Positive Affirmations for Our Kids
Written by Bethany Harold
I was talking to a friend the other day and she was asking about my kids and how they were doing with their dad being gone again (he was gone for 5 weeks in August-October and again for the month of November). I told her how they are adjusting just fine and I mentioned how I just make sure to tell them extra affirmations when putting them to bed. She asked what I meant by affirmations, and I explained it’s something we naturally do by saying they are smart, funny, cute, silly, etc. etc. Her asking me that got me thinking how helpful it could be to others to understand “the why” behind these positive statements and how impactful they can be.
A little background about me is that I have a Bachelor’s degree in Movement and Exercise Science and a Master’s degree in Sport and Performance Psychology. This means I work with individuals on cognitive skills that address having a consistent, optimal performance and increase their well-being. So when I had kids I knew I wanted to incorporate these skills that I have spent years utilizing with athletes and soldiers.
I base the statements in the theory of Growth and Fixed Mindset coined by Carol Dweck. She describes her research as, “Looking at these mindsets, their role in motivation and self-regulation, and their impact on achievement and interpersonal processes.”
Growth mindset is described as believing our intelligence can be developed which leads us to have a desire to learn and a tendency to utilize resources that will allow us to grow. This includes embracing challenges, persisting when we face setbacks, we see effort as the key to mastery, we learn from feedback (whether it is positive or negative), and we are driven from the success of others. As a result, we tend to believe our future achievements have no limit. More on this in a minute.
Fixed mindset is described as believing our abilities are static which leads us to have the desire to look skilled and therefore we tend to disregard resources put in place to help us. This includes avoiding challenges, giving up easily in the face of obstacles, we see effort as fruitless, we ignore feedback even if it is helpful, and we feel threatened by the success of others. As a result, we plateau early and we achieve less than our potential because we believe we are born with a set level of intelligence/athletic ability/skill/etc. and there is nothing they can do to change that. What this can sound like is telling our kids they are smart but never saying what they are doing to make them smart or telling our kids that they did a good job but not describing what they did that led to the good job. Again, making it seem like they were just born this way even if that wasn’t our intention.

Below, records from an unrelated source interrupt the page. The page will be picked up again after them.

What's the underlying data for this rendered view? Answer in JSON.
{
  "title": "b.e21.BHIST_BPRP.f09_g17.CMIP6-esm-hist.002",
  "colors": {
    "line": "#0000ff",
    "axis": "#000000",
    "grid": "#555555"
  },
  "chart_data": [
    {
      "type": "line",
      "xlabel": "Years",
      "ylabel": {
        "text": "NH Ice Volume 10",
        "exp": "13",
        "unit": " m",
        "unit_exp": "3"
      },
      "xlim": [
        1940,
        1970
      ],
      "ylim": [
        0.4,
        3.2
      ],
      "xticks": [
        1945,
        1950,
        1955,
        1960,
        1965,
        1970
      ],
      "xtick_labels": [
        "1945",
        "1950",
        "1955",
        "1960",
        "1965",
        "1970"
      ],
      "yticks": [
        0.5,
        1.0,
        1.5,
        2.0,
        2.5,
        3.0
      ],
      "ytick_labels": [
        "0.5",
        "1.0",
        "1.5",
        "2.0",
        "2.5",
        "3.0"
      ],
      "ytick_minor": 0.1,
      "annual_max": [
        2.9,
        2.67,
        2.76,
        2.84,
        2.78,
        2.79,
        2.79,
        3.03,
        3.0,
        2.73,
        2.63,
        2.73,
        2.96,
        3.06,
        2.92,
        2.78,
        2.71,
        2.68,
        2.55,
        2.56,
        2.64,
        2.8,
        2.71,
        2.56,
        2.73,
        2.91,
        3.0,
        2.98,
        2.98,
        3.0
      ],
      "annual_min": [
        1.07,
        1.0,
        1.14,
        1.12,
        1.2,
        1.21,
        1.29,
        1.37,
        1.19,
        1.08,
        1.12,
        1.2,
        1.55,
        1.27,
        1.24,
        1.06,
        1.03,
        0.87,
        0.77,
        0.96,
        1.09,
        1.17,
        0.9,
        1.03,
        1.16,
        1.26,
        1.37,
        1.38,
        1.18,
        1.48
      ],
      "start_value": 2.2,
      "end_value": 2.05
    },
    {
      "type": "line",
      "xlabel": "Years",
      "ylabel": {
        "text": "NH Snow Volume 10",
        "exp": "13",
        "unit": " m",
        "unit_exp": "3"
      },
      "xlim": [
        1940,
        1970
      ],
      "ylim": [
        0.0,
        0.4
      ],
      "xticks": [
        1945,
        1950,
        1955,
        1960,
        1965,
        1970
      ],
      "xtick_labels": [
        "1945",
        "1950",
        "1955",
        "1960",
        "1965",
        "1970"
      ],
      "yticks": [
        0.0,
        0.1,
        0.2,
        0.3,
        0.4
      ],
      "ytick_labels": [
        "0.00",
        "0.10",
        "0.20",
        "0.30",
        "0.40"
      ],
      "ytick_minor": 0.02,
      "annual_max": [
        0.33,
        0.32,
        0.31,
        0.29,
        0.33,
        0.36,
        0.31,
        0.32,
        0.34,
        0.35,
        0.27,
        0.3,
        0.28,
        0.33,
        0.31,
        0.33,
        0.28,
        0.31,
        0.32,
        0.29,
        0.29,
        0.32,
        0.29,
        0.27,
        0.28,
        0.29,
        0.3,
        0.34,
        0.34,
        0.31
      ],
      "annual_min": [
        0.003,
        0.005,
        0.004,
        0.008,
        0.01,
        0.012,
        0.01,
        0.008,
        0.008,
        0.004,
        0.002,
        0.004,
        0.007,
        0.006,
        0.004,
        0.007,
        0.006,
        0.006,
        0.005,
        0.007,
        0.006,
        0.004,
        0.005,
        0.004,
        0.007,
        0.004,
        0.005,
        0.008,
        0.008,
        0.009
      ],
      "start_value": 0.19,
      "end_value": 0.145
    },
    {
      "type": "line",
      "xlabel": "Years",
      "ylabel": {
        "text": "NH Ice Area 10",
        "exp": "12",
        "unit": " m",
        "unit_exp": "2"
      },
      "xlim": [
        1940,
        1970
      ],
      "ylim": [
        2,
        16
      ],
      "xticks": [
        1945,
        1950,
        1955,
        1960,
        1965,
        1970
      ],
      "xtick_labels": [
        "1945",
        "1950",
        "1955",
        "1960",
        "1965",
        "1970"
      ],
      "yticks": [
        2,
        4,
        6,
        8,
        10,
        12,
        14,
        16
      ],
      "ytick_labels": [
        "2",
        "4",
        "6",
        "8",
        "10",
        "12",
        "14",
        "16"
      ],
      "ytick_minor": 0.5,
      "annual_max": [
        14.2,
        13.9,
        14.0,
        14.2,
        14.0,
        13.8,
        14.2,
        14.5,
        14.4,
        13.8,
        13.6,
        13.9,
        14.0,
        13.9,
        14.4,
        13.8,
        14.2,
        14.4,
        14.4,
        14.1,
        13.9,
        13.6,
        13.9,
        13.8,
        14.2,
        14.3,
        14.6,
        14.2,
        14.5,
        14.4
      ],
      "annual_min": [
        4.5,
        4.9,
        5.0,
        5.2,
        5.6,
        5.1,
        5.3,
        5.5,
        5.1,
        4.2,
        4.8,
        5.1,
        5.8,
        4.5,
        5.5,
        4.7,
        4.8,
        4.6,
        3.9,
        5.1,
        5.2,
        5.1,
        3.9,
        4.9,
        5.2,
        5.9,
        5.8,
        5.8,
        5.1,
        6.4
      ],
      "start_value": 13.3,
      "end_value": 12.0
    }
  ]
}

The incredible thing about a growth mindset is that we are teaching them (early) that their effort is what makes them succeed. We are telling them that being able to listen to people is what will help them learn and achieve success. By promoting a growth mindset we are aiding in their understanding that setbacks or obstacles are learning opportunities and it is their effort and persistence that will help them overcome these challenges. From all of this, the biggest thing we are promoting with our kids is that their future is unlimited, their success can’t be capped, and their achievements are in their control. How I present the affirmations for Brooks and Baylor is I say that they are smart because they put in effort. They are smart because they listen when people are describing things to them. They are leaders. They are fun to be around because they cheer on their friends and they are nice to others. And so forth. They can develop these areas. They have control in these areas. Therefore encouraging a mindset that promotes…growth.
I hope this was helpful. We have such a positive impact on our kids and what a better way to promote such a positive mindset than doing what we are already doing? By telling our kids how amazing they are and how amazing they will always be.